June 1st is officially or non officially, Barefoot day!  I love this day, I think going barefoot should be mandatory honestly.  In my world it is the preferred foot attire and as soon as I can kick off the shoes I do.  When schools out and summer begins, the shoes go in boxes and are only drug out when we need to run somewhere. Oh sure, it’s not without its risks, like stepping on sandburs or prickly gum balls.  Planting your foot on a fire ant bed is never pleasurable, but the connection with the earth below, grass blades, warm sun beams and gentle winds caressing toes make it so worth the rare discomforts.

So? what is one to do on barefoot day? Why, create a mount of mud in your yard with garden hose, gather the children and splash, stomp and wiggle your toes in the cool, squishy substance to your hearts content. Then of course you will need to get a pedicure, or in this case have your 4 year old daughter paint your nails with bright orange and sparkles.
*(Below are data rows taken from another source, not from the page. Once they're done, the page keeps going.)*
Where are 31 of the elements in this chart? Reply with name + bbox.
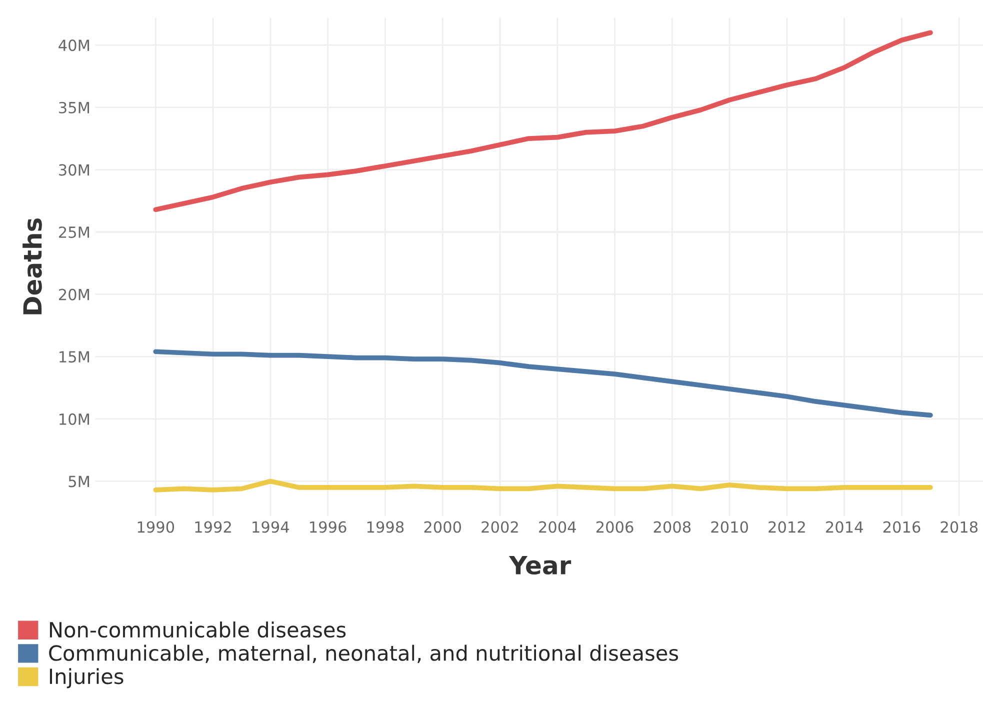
line-series	[153, 349, 933, 418]
x-tick-label: 2006	[596, 521, 634, 533]
x-tick-label: 2008	[654, 521, 691, 533]
x-tick-label: 2014	[826, 521, 863, 533]
legend-label: Injuries	[50, 668, 124, 688]
y-tick-label: 20M	[58, 288, 89, 300]
y-tick-label: 15M	[60, 351, 89, 363]
line-series	[153, 30, 933, 212]
x-tick-label: 2012	[768, 521, 805, 533]
line-series	[153, 478, 933, 492]
x-axis-title: Year	[508, 556, 572, 575]
x-tick-label: 1998	[367, 521, 404, 533]
y-tick-label: 40M	[58, 40, 89, 52]
x-tick-label: 2018	[940, 521, 978, 533]
x-tick-label: 2000	[424, 521, 462, 533]
x-tick-label: 2016	[883, 521, 920, 533]
legend-label: Communicable, maternal, neonatal, and nutritional diseases	[49, 644, 678, 664]
x-tick-label: 1994	[252, 521, 289, 533]
y-tick-label: 10M	[60, 413, 89, 425]
x-tick-label: 1996	[310, 521, 346, 533]
y-tick-label: 5M	[68, 476, 89, 488]
legend-label: Non-communicable diseases	[50, 622, 346, 638]
x-tick-label: 2010	[711, 521, 748, 533]
x-tick-label: 1992	[195, 521, 231, 533]
y-axis-title: Deaths	[22, 218, 42, 314]
x-tick-label: 2004	[539, 521, 576, 533]
x-tick-label: 1990	[138, 521, 174, 533]
x-tick-label: 2002	[482, 521, 518, 533]
y-tick-label: 30M	[59, 164, 89, 176]
y-tick-label: 35M	[59, 102, 89, 114]
y-tick-label: 25M	[58, 226, 89, 238]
Once the full heat of the sun kicks in (which is over 100 currently down here), it’s inside for some more fancy “foot” work.  We made foam sandals and “Barefoot Day” journals where the children could record all their adventures and thoughts, or in my daughters case draw lots of pictures for Mr. Sun to see.

The journal’s were a lot of fun for the kids, and something they can look back on during the colder days of winter and remember romping barefoot in the yard.  To make them I had my children trace the outline of each others feet.  Then using construction paper (for filling) and foam pieces (for cover and back), cut out the shapes they drew.  Then we put them together into a “sandwich”, punched a hole in the heel and tied it together.  They then got to choose some summery stick on foam shapes to decorate their project.

We then made some “flip flops”, this truly was the simplest project that requires only pre-cut foam circles, stickers, scissors and a little glue.  Once more using the foam foot cut out as the base (without the toes this time), you cut a circle in half, this will make the top of the sandal.  Snip a slit in both sides of the sandal about 1/4 way down from toes.  Side the edges of your semi circle into these slits and push down until they sit suitable to the top of the child’s foot. Glue in place and when dried, cut off any remaining foam from bottom of the sandal.  Now it’s time to let the children loose with stickers, bows, markers, beads or whatever you will to decorate them.

These are amazingly sturdy sandals and work well at the pool during summer.

I’m not sure how we will finish off Barefoot Day, but it sure has been off to a fun start.  Oh, and don’t you just love my daughters nail job? I think she got more on her feet then she did on her nails.  But it was all fun.